I have a small woodshop (950 sq. ft.) in the loft of a barn that I am planning on insulating with spray foam. I’m going to use the fire rated stuff, and will probably leave the rafters exposed and just use the foam (3 or 4 inches) and “flash and bat” the walls (1 inch of foam to seal followed by fiberglass bats). I could save some money by using the flash and bat method on the underside of the roof also but am unsure if that would cause a problem since there won’t be any ventilation. (????)
I’ve been looking at the do-it-yourself kits, not so much because I begrudge hiring someone to come in and do it, but because I can’t imagine moving stuff away from all the walls at once so a contractor would have access to the whole job at once. There’s a lot of stuff in the shop and I figure doing it myself I can do one wall, move things back into place, then move on to the next wall another day. The sources I’ve found look like the material will cost me about $1 per board foot (ouch!)

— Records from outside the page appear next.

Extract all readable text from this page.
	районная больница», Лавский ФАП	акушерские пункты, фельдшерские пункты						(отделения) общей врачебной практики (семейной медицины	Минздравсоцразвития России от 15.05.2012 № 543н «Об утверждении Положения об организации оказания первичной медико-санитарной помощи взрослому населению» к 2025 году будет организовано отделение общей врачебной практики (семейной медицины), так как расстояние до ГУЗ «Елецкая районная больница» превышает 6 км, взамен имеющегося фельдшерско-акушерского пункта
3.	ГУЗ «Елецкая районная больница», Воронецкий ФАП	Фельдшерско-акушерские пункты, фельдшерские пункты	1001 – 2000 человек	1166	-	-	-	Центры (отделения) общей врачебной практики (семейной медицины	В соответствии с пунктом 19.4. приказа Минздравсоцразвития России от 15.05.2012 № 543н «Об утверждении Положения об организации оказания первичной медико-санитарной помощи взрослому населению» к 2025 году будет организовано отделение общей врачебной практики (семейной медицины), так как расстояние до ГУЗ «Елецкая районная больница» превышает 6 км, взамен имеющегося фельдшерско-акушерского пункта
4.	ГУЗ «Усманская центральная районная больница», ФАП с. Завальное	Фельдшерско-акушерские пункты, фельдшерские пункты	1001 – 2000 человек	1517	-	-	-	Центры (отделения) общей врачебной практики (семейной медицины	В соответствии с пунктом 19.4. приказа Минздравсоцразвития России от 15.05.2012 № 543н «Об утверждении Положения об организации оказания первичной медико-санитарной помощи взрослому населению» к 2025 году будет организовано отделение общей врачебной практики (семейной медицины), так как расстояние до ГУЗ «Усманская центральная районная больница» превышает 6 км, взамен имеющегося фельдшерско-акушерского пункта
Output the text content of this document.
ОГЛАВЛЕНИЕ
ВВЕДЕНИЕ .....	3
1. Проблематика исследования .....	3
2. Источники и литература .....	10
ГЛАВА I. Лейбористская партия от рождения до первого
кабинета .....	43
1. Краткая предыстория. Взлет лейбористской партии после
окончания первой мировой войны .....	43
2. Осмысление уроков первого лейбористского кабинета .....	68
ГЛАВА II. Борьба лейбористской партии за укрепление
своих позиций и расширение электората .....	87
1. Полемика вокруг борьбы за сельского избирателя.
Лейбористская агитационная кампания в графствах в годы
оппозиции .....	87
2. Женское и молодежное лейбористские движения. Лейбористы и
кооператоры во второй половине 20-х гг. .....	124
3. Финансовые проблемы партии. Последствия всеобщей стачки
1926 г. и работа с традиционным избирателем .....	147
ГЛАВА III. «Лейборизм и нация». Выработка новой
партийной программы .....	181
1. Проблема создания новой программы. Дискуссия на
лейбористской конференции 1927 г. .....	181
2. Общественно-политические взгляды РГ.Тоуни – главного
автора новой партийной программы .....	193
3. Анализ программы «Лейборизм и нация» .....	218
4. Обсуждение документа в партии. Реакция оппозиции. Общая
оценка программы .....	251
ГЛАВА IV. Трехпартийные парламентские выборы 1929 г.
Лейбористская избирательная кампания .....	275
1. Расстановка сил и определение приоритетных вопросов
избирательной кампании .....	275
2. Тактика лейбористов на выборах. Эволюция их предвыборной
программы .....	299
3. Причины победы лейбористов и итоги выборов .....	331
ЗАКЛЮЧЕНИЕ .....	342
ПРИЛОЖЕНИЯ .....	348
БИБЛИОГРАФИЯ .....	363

I’ve never done this before so I’m hoping that someone who has experience and has used this stuff can comment on whether this seems like a feasible/reasonable way to go about it?
thanks, Mark
Replies
We have a bonus room that's paneled w/ 2 big walls against the attic. It's ridiculously leaky, air-wise, and I'd pulled off all the old FG in preparation to try to fix that and reinsulate. Rather than try to detail each board w/ caulk, then batt, then put up rigid foam board over the framing, I opted to spray the whole thing w/ 2-lb polyurethane.
I looked at the kits and got a quote from a contractor a friend had used w/ good results. Having someone else do it cost only about $150 more than buying the kits. For that, it was worth it to minimize my hassle. And it's fairly close to what I've read generally about DIYing insulation vs. paying an installer- no matter which kind, the installer's getting a good enough deal that the installed cost isn't much more than you'd pay for the material.
The other thing to think about a little is that trying to spray on an inch isn't going to be very precise at all. You'll end up with lots of bumps that'll compress the FG you put up over it and make it less effective. Picky but true.
I don't know if the lighter-weight foam (0.5 lb) would be cheaper. But I have such a backlog of DIY work to do that getting this one task out of the way was worth a couple hundred. YMMV.
Have you considered or priced using rigid foam insulation as the first layer with a expanding foam to fill in the gaps? You could leave 1/4" around the edges and then go back with the expanding and have the same effect. I am considering doing a large hip roof this way for some of the same reasons you have mentioned.